È il candido atto dell’ascolto che macchia la nostra coscienza. Questa, una volta “sporcata”, non può più tornare intonsa. È il destino di ogni racconto, che forse si scontra con il paradosso per eccellenza del linguaggio: il dramma del dover dire sapendo di non poter rispettare con fede la veridicità dei fatti, qualunque essi siano. Il tema del romanzo è sviluppato proprio su questa profonda frustrazione umana e filosofica. “Ascoltare è davvero pericoloso -pensai- significa sapere, significa essere informato ed essere al corrente, le orecchie sono prive di palpebre che possano chiudersi istintivamente di fronte a ciò che viene pronunciato, non si possono proteggere da ciò che si presume stia per essere ascoltato, è sempre troppo tardi. Ormai sappiamo, è ciò che probabilmente macchia i nostri cuori cosi bianchi, o forse pallidi e timorosi, o codardi”. Come sovente accade con Marias, è una frase di Shakespeare a fare da architrave al libro. Esiste l’indicibile? O meglio ancora, è narrabile? Il protagonista del romanzo incarna il senso della moltitudine sterile di ogni lingua. Egli, traduttore, soccombe alla verità dei fatti. Uomini misteriosi che devastano le vite delle donne a lui più vicine. L’uomo e narratore osserva asetticamente la realtà che lo circonda, quasi privo di emozioni. Lo stesso uomo, lo stesso narratore, soccombe alla sconfitta primigenia del linguaggio: “E se fosse qualcosa che non si può raccontare? – Che vuol dire? Tutto si può raccontare. Basta mettere una parola dietro l’altra. – Qualcosa che non si può raccontare. Qualcosa che è passato da tempo, ogni tempo ha i suoi racconti, e se si lascia passare l’occasione, allora, a volte, è meglio tacere per sempre. Le cose decadono e diventano inopportune. – Io credo che il tempo non passi per nessuna cosa, resta tutto lì, in attesa di farlo tornare. E poi, a tutti piace raccontare la propria storia, anche a quelli che non ce l’hanno. Se i racconti sono diversi, il significato è lo stesso.”

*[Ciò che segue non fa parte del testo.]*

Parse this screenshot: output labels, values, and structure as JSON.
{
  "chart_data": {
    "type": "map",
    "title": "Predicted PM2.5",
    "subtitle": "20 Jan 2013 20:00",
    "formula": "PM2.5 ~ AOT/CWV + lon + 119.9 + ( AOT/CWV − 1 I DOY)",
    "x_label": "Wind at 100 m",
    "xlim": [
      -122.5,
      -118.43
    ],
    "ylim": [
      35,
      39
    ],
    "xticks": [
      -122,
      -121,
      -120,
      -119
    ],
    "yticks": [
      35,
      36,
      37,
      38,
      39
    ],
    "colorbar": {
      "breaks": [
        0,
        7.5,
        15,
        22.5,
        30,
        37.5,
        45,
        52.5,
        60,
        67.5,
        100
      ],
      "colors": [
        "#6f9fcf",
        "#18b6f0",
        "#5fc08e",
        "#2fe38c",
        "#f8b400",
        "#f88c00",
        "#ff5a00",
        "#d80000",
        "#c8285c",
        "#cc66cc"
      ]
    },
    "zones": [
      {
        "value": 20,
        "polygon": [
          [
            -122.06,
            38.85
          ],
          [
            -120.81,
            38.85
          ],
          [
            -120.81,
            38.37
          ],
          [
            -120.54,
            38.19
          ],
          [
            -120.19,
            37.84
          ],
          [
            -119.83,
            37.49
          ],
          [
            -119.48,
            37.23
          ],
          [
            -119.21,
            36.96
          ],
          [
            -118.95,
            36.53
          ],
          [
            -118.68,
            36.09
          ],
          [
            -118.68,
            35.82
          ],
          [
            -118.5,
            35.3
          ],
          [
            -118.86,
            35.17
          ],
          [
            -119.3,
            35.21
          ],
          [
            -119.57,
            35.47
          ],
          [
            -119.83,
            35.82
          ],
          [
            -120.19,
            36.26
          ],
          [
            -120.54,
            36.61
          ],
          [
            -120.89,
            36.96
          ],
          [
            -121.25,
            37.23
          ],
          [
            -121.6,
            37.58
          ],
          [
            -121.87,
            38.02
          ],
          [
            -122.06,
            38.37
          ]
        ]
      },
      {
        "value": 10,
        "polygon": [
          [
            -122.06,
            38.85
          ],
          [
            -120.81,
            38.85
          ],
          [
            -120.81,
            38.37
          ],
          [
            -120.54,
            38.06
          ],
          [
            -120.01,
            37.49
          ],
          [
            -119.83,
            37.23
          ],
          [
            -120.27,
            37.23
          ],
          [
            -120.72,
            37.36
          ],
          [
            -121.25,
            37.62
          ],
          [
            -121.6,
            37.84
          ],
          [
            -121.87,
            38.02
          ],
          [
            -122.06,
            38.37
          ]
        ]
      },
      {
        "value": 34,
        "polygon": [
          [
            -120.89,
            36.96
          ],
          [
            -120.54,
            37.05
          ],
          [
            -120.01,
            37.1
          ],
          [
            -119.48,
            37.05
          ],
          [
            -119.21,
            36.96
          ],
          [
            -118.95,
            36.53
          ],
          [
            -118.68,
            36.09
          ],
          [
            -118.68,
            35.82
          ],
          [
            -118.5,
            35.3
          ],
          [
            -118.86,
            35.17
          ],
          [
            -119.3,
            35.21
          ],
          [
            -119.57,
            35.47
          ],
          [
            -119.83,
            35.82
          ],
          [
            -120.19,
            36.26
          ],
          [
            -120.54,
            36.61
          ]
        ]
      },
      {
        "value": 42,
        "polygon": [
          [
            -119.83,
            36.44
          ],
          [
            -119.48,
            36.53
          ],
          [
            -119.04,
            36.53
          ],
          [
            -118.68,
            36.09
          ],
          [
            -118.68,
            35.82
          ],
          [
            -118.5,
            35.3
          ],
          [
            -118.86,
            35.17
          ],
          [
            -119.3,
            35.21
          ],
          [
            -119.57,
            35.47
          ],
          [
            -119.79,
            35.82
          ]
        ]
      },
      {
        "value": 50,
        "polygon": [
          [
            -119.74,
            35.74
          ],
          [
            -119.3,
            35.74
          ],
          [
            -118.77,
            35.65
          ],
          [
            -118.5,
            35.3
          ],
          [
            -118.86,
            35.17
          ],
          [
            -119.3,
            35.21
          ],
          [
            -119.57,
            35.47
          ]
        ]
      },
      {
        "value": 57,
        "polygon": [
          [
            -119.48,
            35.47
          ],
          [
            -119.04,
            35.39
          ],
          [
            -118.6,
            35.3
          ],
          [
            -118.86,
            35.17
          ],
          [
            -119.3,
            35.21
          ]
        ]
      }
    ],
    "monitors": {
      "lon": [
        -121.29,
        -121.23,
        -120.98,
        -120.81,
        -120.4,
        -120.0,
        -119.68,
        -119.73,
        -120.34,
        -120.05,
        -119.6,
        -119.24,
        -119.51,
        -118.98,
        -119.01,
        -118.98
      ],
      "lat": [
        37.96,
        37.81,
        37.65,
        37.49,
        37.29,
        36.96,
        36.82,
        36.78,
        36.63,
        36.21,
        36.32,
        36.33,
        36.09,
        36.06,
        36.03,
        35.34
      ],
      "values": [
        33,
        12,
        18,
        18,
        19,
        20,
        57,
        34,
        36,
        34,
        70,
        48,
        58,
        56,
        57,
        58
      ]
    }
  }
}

La narrazione è articolata su piani ripetitivi, su visioni quasi oniriche di personaggi che assomigliano a se stessi, che forse, in realtà, sono loro stessi. Il protagonista si ripete e ripete la sua esistenza senza poterla capire né giustificare negli atti, anzi, nelle parole del padre. Gli amori e i tradimenti si ripetono nella storia sfuocata degli eventi cui il narratore era sia testimone che attore. I personaggi del romanzo si confondono e si sovrappongono in un maestoso e spregiudicato gioco di specchi letterario che si sposta costantemente tra l’esperienza e la narrazione del ricordo. Il risultato è, oltre che un elogio alla cronaca, la manifesta sconfitta del riscontro della verità: “non avevo nessuna possibilità di conoscere la verità, cosa che, tra l’altro, non mi è mai sembrata determinante al momento di prendere posizione per qualcosa o per qualcuno.”
Un libro difficile e magnificente, un mattone da piantare saldamente nel muro della cultura personale.